Kenneth Marcy kmmos1 at frontier.com
Wed Aug 6 12:06:59 PDT 2014


On 8/5/2014 7:42 PM, Scott Dredge wrote:
> Megaloads are opposed by many as you might have seen here on the viz 
> (Linwood Laughy, tribes) along with several other comments criticizing 
> those who are doing their jobs of running Port Wilma.  If you want 
> specific links, I'll find them in the archives for you.
>
> I haven't seen any articles on anyone protesting nuclear waste in 
> Idaho except for this one from over 20 years ago:
> http://community.seattletimes.nwsource.com/archive/?date=19911013&slug=1310794
>

Since there has been, and likely will continue to be for quite some 
time, nuclear waste in Idaho as a result of decisions made much longer 
ago than twenty years, and since there has not been a governor or 
legislature within Idaho inclined to listed to any anti-nuclear protests 
for two decades, potential protesters have understood that the 
likelihood of favorable results from protest effort are unlikely.
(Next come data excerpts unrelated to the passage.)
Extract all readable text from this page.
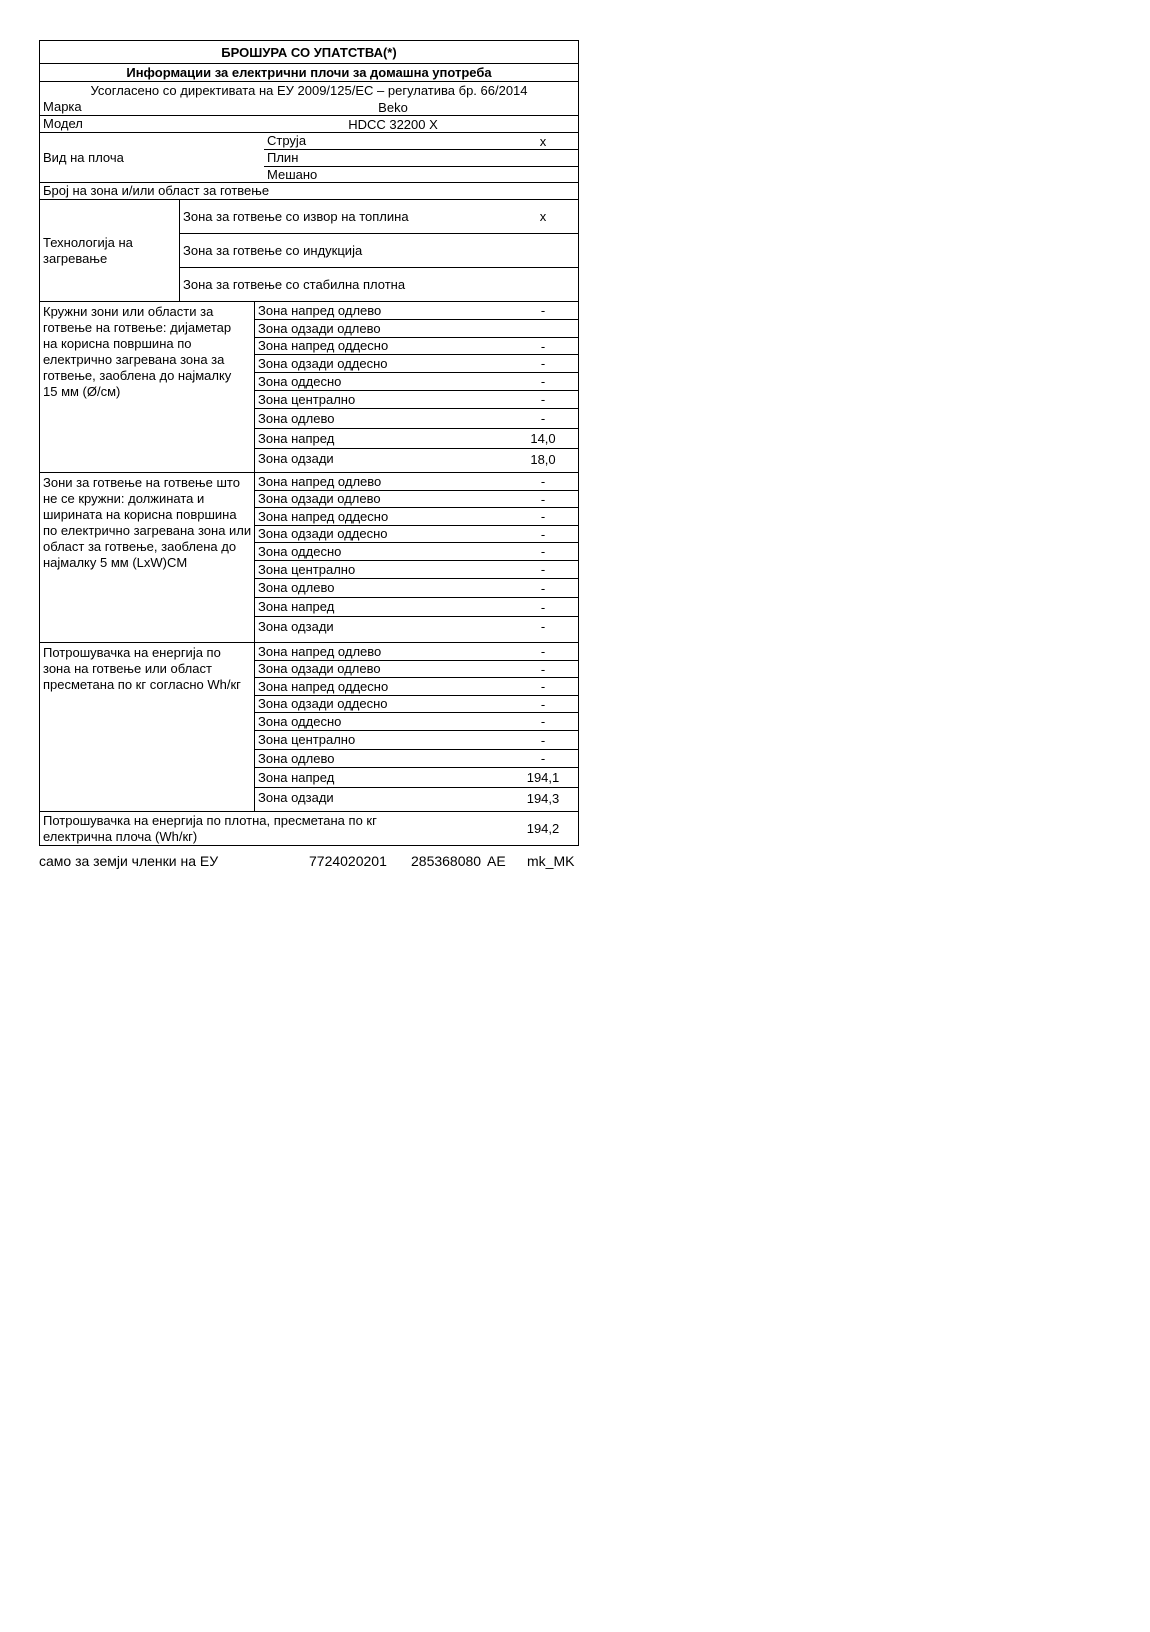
БРОШУРА СО УПАТСТВА(*)
Информации за електрични плочи за домашна употреба
Усогласено со директивата на ЕУ 2009/125/ЕС – регулатива бр. 66/2014
Марка	Beko
Модел	HDCC 32200 X
Вид на плоча
Струја	x
Плин
Мешано
Број на зона и/или област за готвење
Технологија на загревање
Зона за готвење со извор на топлина	x
Зона за готвење со индукција
Зона за готвење со стабилна плотна
Кружни зони или области за готвење на готвење: дијаметар на корисна површина по електрично загревана зона за готвење, заоблена до најмалку 15 мм (Ø/см)
Зона напред одлево	-
Зона одзади одлево
Зона напред оддесно	-
Зона одзади оддесно	-
Зона оддесно	-
Зона централно	-
Зона одлево	-
Зона напред	14,0
Зона одзади	18,0
Зони за готвење на готвење што не се кружни: должината и ширината на корисна површина по електрично загревана зона или област за готвење, заоблена до најмалку 5 мм (LxW)CM
Зона напред одлево	-
Зона одзади одлево	-
Зона напред оддесно	-
Зона одзади оддесно	-
Зона оддесно	-
Зона централно	-
Зона одлево	-
Зона напред	-
Зона одзади	-
Потрошувачка на енергија по зона на готвење или област пресметана по кг согласно Wh/кг
Зона напред одлево	-
Зона одзади одлево	-
Зона напред оддесно	-
Зона одзади оддесно	-
Зона оддесно	-
Зона централно	-
Зона одлево	-
Зона напред	194,1
Зона одзади	194,3
Потрошувачка на енергија по плотна, пресметана по кг електрична плоча (Wh/кг)	194,2
само за земји членки на ЕУ	7724020201	285368080 AE	mk_MK
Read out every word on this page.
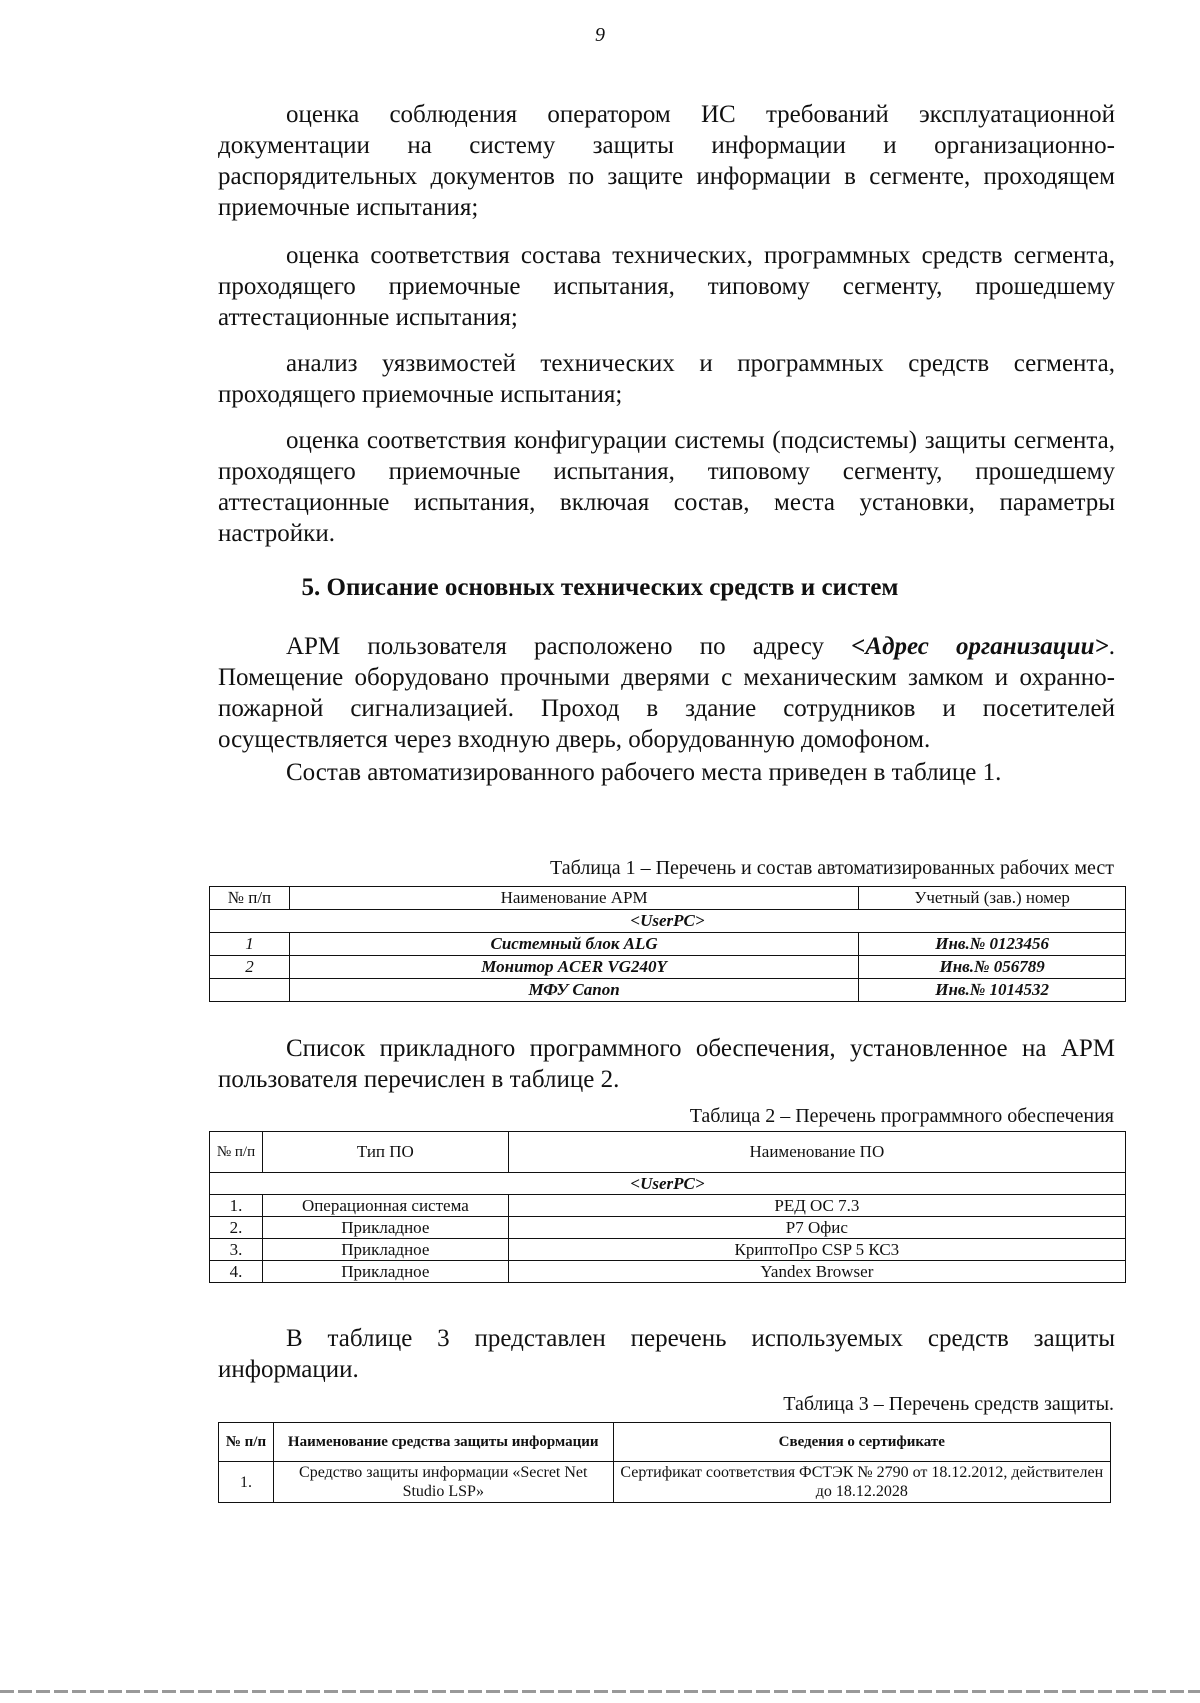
9

оценка соблюдения оператором ИС требований эксплуатационной документации на систему защиты информации и организационно-распорядительных документов по защите информации в сегменте, проходящем приемочные испытания;

оценка соответствия состава технических, программных средств сегмента, проходящего приемочные испытания, типовому сегменту, прошедшему аттестационные испытания;

анализ уязвимостей технических и программных средств сегмента, проходящего приемочные испытания;

оценка соответствия конфигурации системы (подсистемы) защиты сегмента, проходящего приемочные испытания, типовому сегменту, прошедшему аттестационные испытания, включая состав, места установки, параметры настройки.

5. Описание основных технических средств и систем

АРМ пользователя расположено по адресу <Адрес организации>. Помещение оборудовано прочными дверями с механическим замком и охранно-пожарной сигнализацией. Проход в здание сотрудников и посетителей осуществляется через входную дверь, оборудованную домофоном.

Состав автоматизированного рабочего места приведен в таблице 1.

Таблица 1 – Перечень и состав автоматизированных рабочих мест

№ п/п	Наименование АРМ	Учетный (зав.) номер
<UserPC>		
1	Системный блок ALG	Инв.№ 0123456
2	Монитор ACER VG240Y	Инв.№ 056789
	МФУ Canon	Инв.№ 1014532

Список прикладного программного обеспечения, установленное на АРМ пользователя перечислен в таблице 2.

Таблица 2 – Перечень программного обеспечения

№ п/п	Тип ПО	Наименование ПО
<UserPC>		
1.	Операционная система	РЕД ОС 7.3
2.	Прикладное	Р7 Офис
3.	Прикладное	КриптоПро CSP 5 КС3
4.	Прикладное	Yandex Browser

В таблице 3 представлен перечень используемых средств защиты информации.

Таблица 3 – Перечень средств защиты.

№ п/п	Наименование средства защиты информации	Сведения о сертификате
1.	Средство защиты информации «Secret Net Studio LSP»	Сертификат соответствия ФСТЭК № 2790 от 18.12.2012, действителен до 18.12.2028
> It might be apples and oranges considering megaloads is a somewhat 
> local issue whereas nuclear waste is yonder across the state.

Have you considered the possibilities of building a leaking nuclear tank 
farm southwest of Idaho Falls that leaks its effluent into the Snake 
River drainage?  With all of those glow-in-the-dark goodies co-mingled 
with the agricultural additives in the same northwesterly flow stream, 
the local analytical chemists won't have to search very far for exotic 
samples for lab exercises, will they?

If Moscow and Pullman were of a mind to ask the Federal Congress for 
some financial assistance to build a shared pipeline and pumping 
facilities to enhance the local aquifer with Snake River water, the 
purification problem just got a whole lot more chemically complicated 
and financially fearsome.

> Of course the supposed 'ruining of the environment' in and around that 
> Alberta tar sands is even further away and in a different country but 
> that gets thrown in the mix due to the local megaload issue.

Short-sighted nonsense.  In the case of the Alberta tar sands, the 
relevant "local environment" is Planet Earth.  Global warming includes 
the entire biosphere, including all the Moscows everywhere.

The fact of the matter is that the solar energy incident on the state of 
Texas in one month exceeds the entire energy content of all the 
petroleum products ever produced in that state.  Solar energy 
development producing electrical power for many uses should be being 
more aggressively pursued, making fraking Alberta unnecessary.

> It's sort of like when a public defender throws everything against the 
> wall in hopes that one juror will see something that sticks (sorry I 
> couldn't resist).

This list generally dispenses with grammar grannies and apostrophe 
police, and, apparently, inanity nannies, too.